A recruit-and-reward program at Rancho Murieta (Calif.) yielded “extraordinary” results, according to GM Arnold Billingsley. Del Paso CC and Granite Bay GC also reported gains from lowered initiation fees and other “proactive tactics” needed to help pull their properties out of five-year slides.
A report in the Sacramento (Calif.) Bee highlighted the success of several private clubs in the area in attracting new members through lowered initiation fees and reduced dues structures.
Del Paso Country Club, which will host the 2015 U.S. Senior Open, dropped its initiation fee from $45,000 to $25,000 in the past month, the Bee reported, and the price adjustment sparked nine new proprietary memberships, more than in any of the past four years, with a dozen more in the pipeline.
Rancho Murieta (Calif.) Country Club, meanwhile, used a recruit-and-reward program over the past nine months to generate 123 new golf memberships, the Bee reported. Under the program, new and sponsoring members get their monthly dues reduced by $125.
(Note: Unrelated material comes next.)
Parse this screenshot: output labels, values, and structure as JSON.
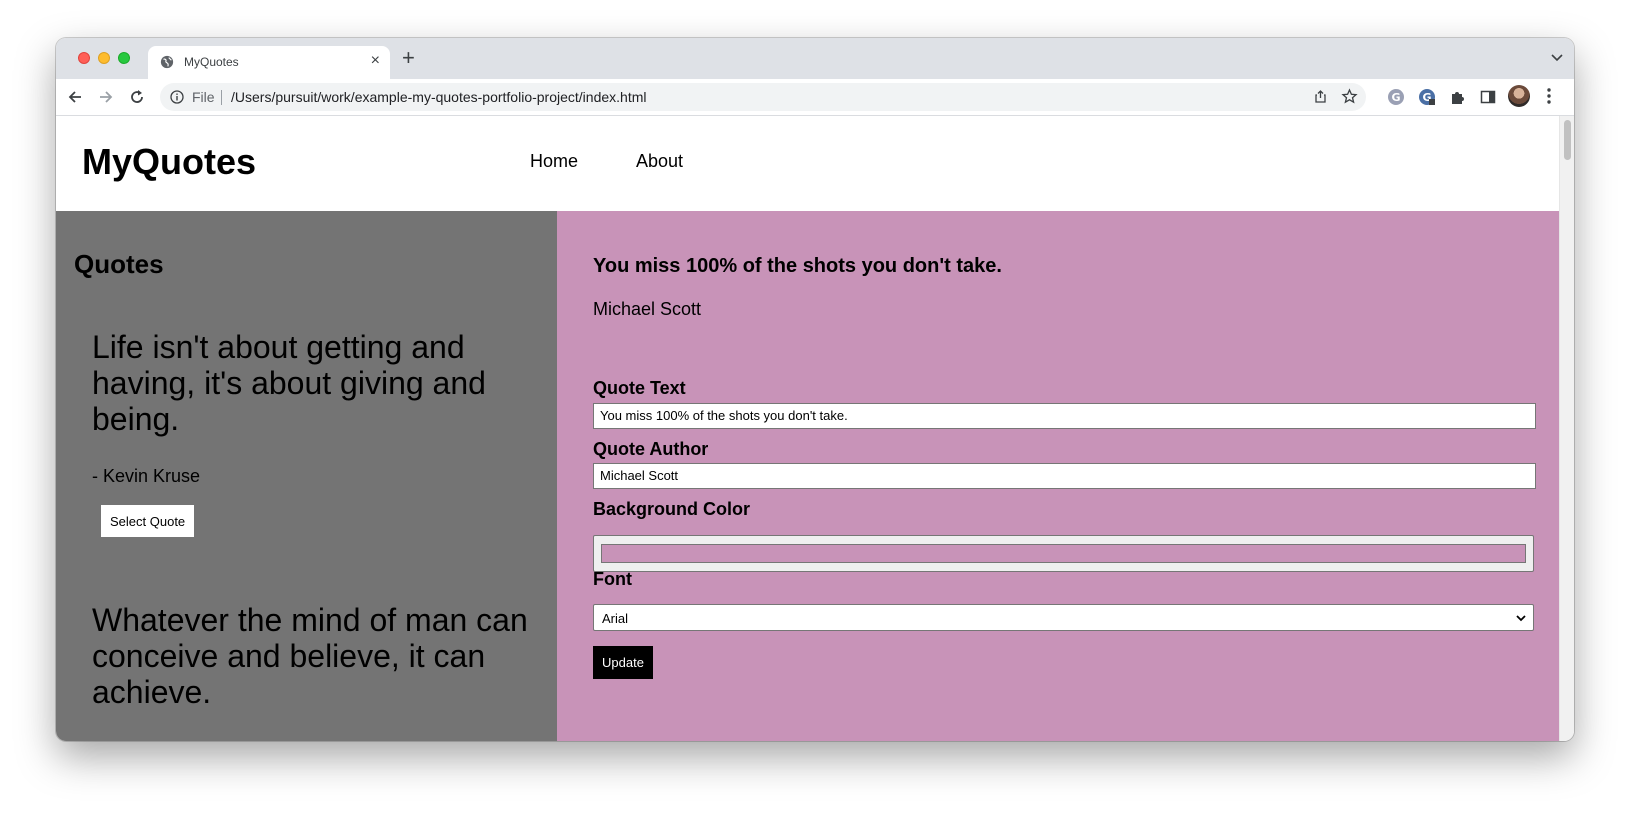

Granite Bay (Calif.) Golf Club dropped its upfront initiation fee to $24,000 in March 2012, a reduction of about $9,000, and the influx of new golf members has the club within 14 of its 475-member cap, the Bee reported.
Representatives at the three clubs told the Bee that the “proactive tactics” were needed to pull their properties out of a five-year slide.
“In the past, it was build it and they will come,” Arnold Billingsley, General Manager at Rancho Murieta CC, told the Bee. “Well, they stopped coming.”
An inquiry pace that only saw one or two people come in every other day to the membership office wasn’t getting the job done, Billingsley said, so he got his members involved with an incentive that was hard to ignore: Find a new member, and pay about 30 percent less every month.
Rancho Murieta now has 600 golf members for its 36 holes, an increase of 90 from this time last year, the Bee reported.
“I wanted to get members talking up the club,” Billingsley said. “But 123 new members since April? That’s extraordinary.”
Del Paso CC dropped its initiation fee from $75,000 to $45,000 in December 2009, three years after a course renovation had swelled member rolls to 485, and in the midst of an economic downturn, the Bee reported. It was the first reduction at the member-owned club in at least 60 years.
The club now has 393 proprietary members, the Bee reported, and in a contracting industry, Del Paso’s General Manager, Bob Kunz, said his club has had to identify new targets and approaches. In addition to the fee reduction, that’s also meant creating a non-proprietary category for people 65 and older. At a cost of $10,000 ($15,000 for a couple) and 70 percent of proprietary dues, the club has used that program to add 12 over-65 members, the Bee reported.
“There are many longtime residents in our older, surrounding neighborhoods that, for whatever reason, passed on club membership,” Kunz said. “Coming into a proprietary membership at 65 is a tough decision. This gives them a chance to come into a club environment.”
Every private club has what Kunz refers to as a “microclimate”—a tight radius where the bulk of its members reside, the Bee reported. That’s true at Rancho Murieta, where Billingsley said about 85 percent live in the community that surrounds the course. At Granite Bay, two-thirds live within a 5-mile radius, said Membership Director Angela Hamilton.
Hamilton said Granite Bay’s 2012 price reduction, a rebounding economy and a high volume of people moving into the surrounding, upscale neighborhoods equated to membership gains. For the past two years, the club has also offered a $200 monthly credit for new members, the Bee reported.
“I’d like to think it’s me,” said Hamilton, “but it’s a combination of a lot of things.”
Catta Verdera Country Club in Lincoln, Calif. cost $20,000 to join to start 2010 and is now $5,000, according to its website, the Bee noted. The club remains semi-private, with public play every day except Saturday.
North Ridge Country Club in Fair Oaks, Calif. cost $9,500 to join to start 2010 and recently offered a limited number of memberships at $6,500, according to its website, with $100 in monthly account credit for one year, the Bee reported.
The future direction of private club membership costs is anybody’s guess, the Bee said in its report. Said Kunz of Del Paso: “An increase is far more likely than staying static through the [U.S. Senior Open] championship.
“Our culture has not changed, and our admission process has not changed,” Kunz added. “[Our recent reduction] is not a fire sale by any stretch of the imagination. Only time will tell if it’s the right number as it relates to our microclimate.”